Maksud dari kaidah ini adalah setiap permasalahan yang masuk dalam ranah ijtihad, maka tidak diperbolehkan untuk mengingkari adanya perbedaan pendapat di antara para ulama. Misal contoh, perbedaan hukum bacaan qunut antara Imam Syafi’I dan Imam Abu Hanifah yang berlandaskan perbedaan ijtihad keduanya. Tentu, kita harus menerima perbedaan pendapat tersebut sebagai bagian dari khazanah intelektual Islam.
Sebaliknya, setiap permasalahan yang telah disepakati para ulama lintas generasi maka kita harus mengingkari pendapat yang menyalahi hukum yang telah disepakati tersebut. Misal, wajibnya shalat lima waktu yang telah disepakati ulama akan kewajibannya. Tentu kita harus menolak pendapat yang mengingkari kewajiban shalat lima waktu.

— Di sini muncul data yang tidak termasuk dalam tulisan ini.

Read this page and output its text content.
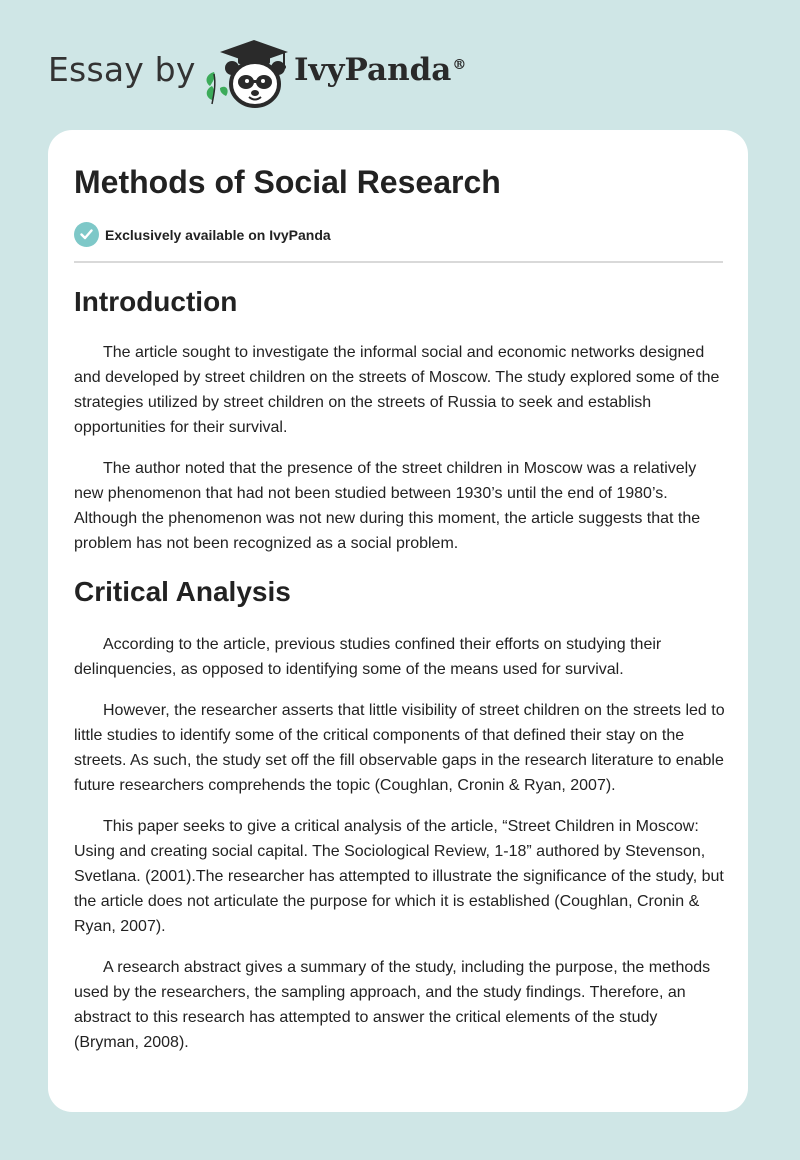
Essay by	IvyPanda®
Methods of Social Research
Exclusively available on IvyPanda
Introduction

The article sought to investigate the informal social and economic networks designed and developed by street children on the streets of Moscow. The study explored some of the strategies utilized by street children on the streets of Russia to seek and establish opportunities for their survival.

The author noted that the presence of the street children in Moscow was a relatively new phenomenon that had not been studied between 1930’s until the end of 1980’s. Although the phenomenon was not new during this moment, the article suggests that the problem has not been recognized as a social problem.

Critical Analysis

According to the article, previous studies confined their efforts on studying their delinquencies, as opposed to identifying some of the means used for survival.

However, the researcher asserts that little visibility of street children on the streets led to little studies to identify some of the critical components of that defined their stay on the streets. As such, the study set off the fill observable gaps in the research literature to enable future researchers comprehends the topic (Coughlan, Cronin & Ryan, 2007).

This paper seeks to give a critical analysis of the article, “Street Children in Moscow: Using and creating social capital. The Sociological Review, 1-18” authored by Stevenson, Svetlana. (2001).The researcher has attempted to illustrate the significance of the study, but the article does not articulate the purpose for which it is established (Coughlan, Cronin & Ryan, 2007).

A research abstract gives a summary of the study, including the purpose, the methods used by the researchers, the sampling approach, and the study findings. Therefore, an abstract to this research has attempted to answer the critical elements of the study (Bryman, 2008).
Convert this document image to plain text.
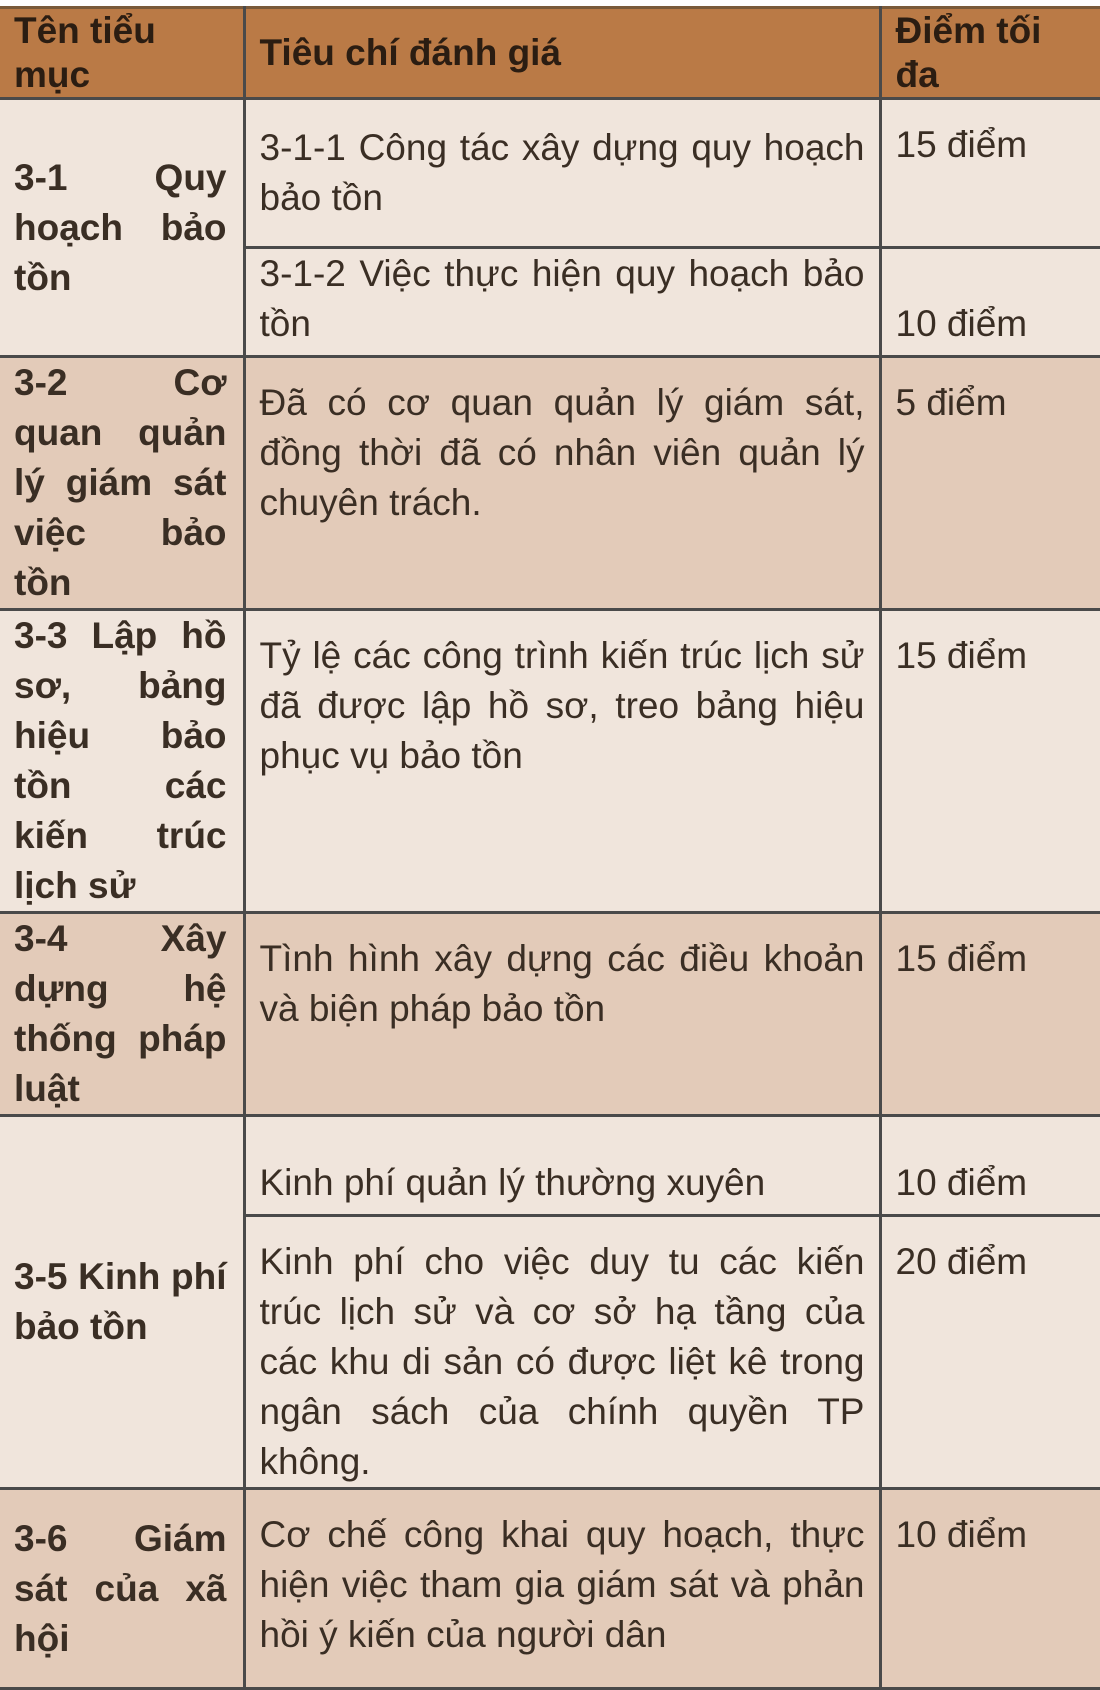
Tên tiểu mục	Tiêu chí đánh giá	Điểm tối đa
3-1 Quy hoạch bảo tồn	3-1-1 Công tác xây dựng quy hoạch bảo tồn	15 điểm
	3-1-2 Việc thực hiện quy hoạch bảo tồn	10 điểm
3-2 Cơ quan quản lý giám sát việc bảo tồn	Đã có cơ quan quản lý giám sát, đồng thời đã có nhân viên quản lý chuyên trách.	5 điểm
3-3 Lập hồ sơ, bảng hiệu bảo tồn các kiến trúc lịch sử	Tỷ lệ các công trình kiến trúc lịch sử đã được lập hồ sơ, treo bảng hiệu phục vụ bảo tồn	15 điểm
3-4 Xây dựng hệ thống pháp luật	Tình hình xây dựng các điều khoản và biện pháp bảo tồn	15 điểm
3-5 Kinh phí bảo tồn	Kinh phí quản lý thường xuyên	10 điểm
	Kinh phí cho việc duy tu các kiến trúc lịch sử và cơ sở hạ tầng của các khu di sản có được liệt kê trong ngân sách của chính quyền TP không.	20 điểm
3-6 Giám sát của xã hội	Cơ chế công khai quy hoạch, thực hiện việc tham gia giám sát và phản hồi ý kiến của người dân	10 điểm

Hukum mengucapkan salam kepada nonmuslim adalah ranah ijtihad. Tentu, kita harus menghargai adanya perbedaan pendapat di antara para ulama. Ulama yang tidak memperbolehkan memakai landasan hadis:
عَنْ أَبِيْ هُرَيْرَةَ أَنَّ رَسُولَ اللَّهِ صلى الله عليه وسلم قَالَ لاَ تَبْدَءُوا الْيَهُودَ وَلاَ النَّصَارَى بِالسَّلاَمِ فَإِذَا لَقِيتُمْ أَحَدَهُمْ فِى طَرِيقٍ فَاضْطَرُّوهُ إِلَى أَضْيَقِهِ.
Diceritakan dari Abu Hurairah bahwasannya Rasulullah saw bersabda “Jangan kalian memulai mengucapkan salam kepada orang Yahudi maupun orang Nashrani, apabila kalian menemui salah satu di antara mereka di jalan maka desaklah (pepetlah) mereka hingga ke pinggir jalan”. (HR. Bukhari)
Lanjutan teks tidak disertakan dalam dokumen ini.